Israeli governments have an odd tradition. Whenever a new government is installed it decides to change the target budget deficit - and it's always upward.
And why is this an odd tradition? Just because a government changes doesn't mean the laws of economics also do - so why should the previous government's decisions be changed? The answer is simple - it is because politicians are always looking for an excuse to spend more and a change of government is as good a reason as any. So a "reconsideration" that always ends with an increased deficit.
Sometimes the government excuse is "an increase in the number of immigrants," and other times it's "necessary wage corrections. Sometimes, like this time, the excuse is "recession."

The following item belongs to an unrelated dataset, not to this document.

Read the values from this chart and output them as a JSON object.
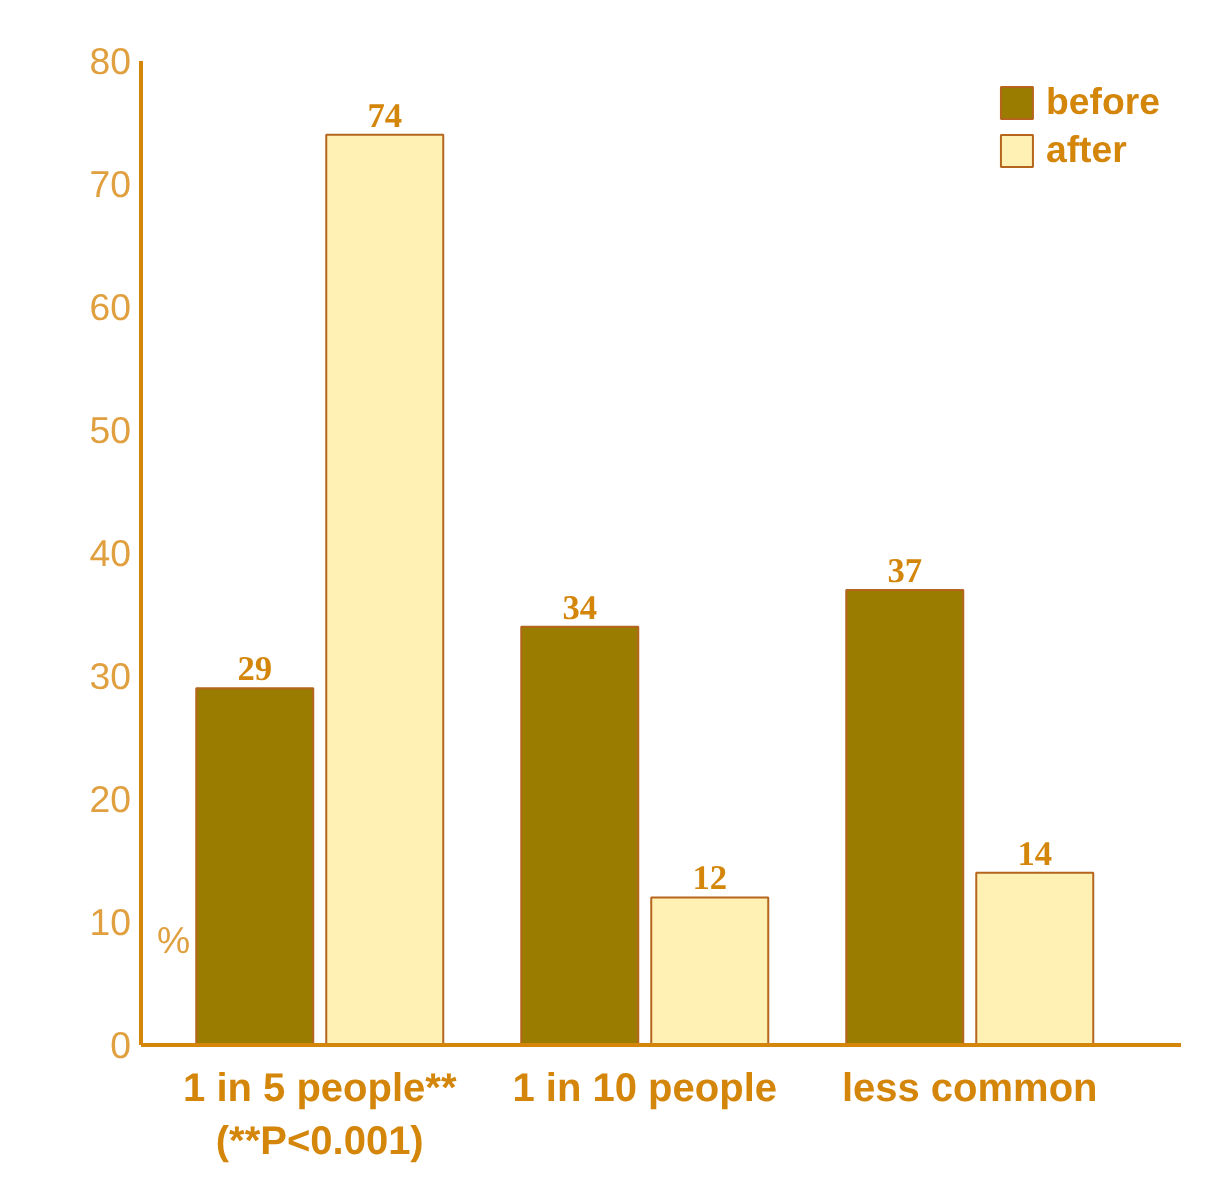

If it's possible to understand the interests of politicians who always want more money to prove they are "doing" something, it is difficult to understand what happened to the governor of the Bank of Israel who this week changed his mind and began backing an increase in the deficit.
According to the new David Klein, the planned deficit for 2002 is no longer a sacred number. He agrees to raise it from 1.5 to 2 percent of the GDP. The difference gives the government NIS 2.2 billion more to spend next year. The treasury applauded when they heard Klein's view, because if the bank governor - presumably the watchdog over government - agrees to increase the deficit by half a percent, why shouldn't the finance minister propose another half percent and raise the deficit to 2.5 percent. After all, once the framework is broken, 2 percent is good as is 2.5 percent - and the higher the better.
But the governor apparently didn't feel so comfortable with breaking the principle of credibility, so he said he was ready to increase the deficit on condition the government set it to decline over the next four years so that by 2005, it's only 1 percent. That's making a mockery of the situation.
The Israeli politician's maximum planning horizon is the next election and he's talking about four years? There's nothing easier than agreeing today to such a commitment and then breaking it when the next government is elected or when the current one finds the right excuse.
So, Klein offers another restraint. A distinction between the operational budget and the development budget will guarantee that all the additional expenditure is for infrastructure only, projects that nobody disputes, like roads, trains, water and sewage.
But the governor doesn't take account of the nature of the crafty politicians he's dealing with. They'll easily accept the definition "infrastructure," but will expand it to a whole new meaning. Everything will become infrastructure - teachers' salaries are educational infrastructure, synagogues cultural. Marketing and research grants will be industrial infrastructure, and increasing the departments in hospitals will be medical infrastructure. Improving conditions for career soldiers will be security infrastructure, and building weekend cottages in the Galilee will be tourism infrastructure. Strengthening the settlements will of course be Zionist infrastructure.
As soon as ministers realize they can enlarge the deficit, nobody will be able to ask them to annul the law giving NIS 500 million to families with more than five children or the tax abatements to the south, at the tune of NIS 650 million a year. It will also be much harder to demand that they cut their ministry budgets since there's a new-old trick to make money - increase the deficit.
So it's important to remind everyone of some basic truths of Israeli economics. The national debt is too big, the government's weight in the economy is too heavy, and taxes are too high. Increasing the deficit is a fundamental mistake. Those tempted to do so anyway may get some short term artificial growth, but it won't be healthy and won't last long. Indeed, it will end badly.
Increased government spending brings all the dangerous side effects - rising interest rates, rising domestic debt, declining international credit rating for Israel, rejection by foreign investors who don't like governments that change the rules for its convenience, increased trade deficit, instability, inflation, uncontrolled devaluation, and the permanent fear of financial crisis.
It's still possible to avoid all those evils by sticking to the original plan - back to the responsible path of a 1.5 percent budget deficit for 2002.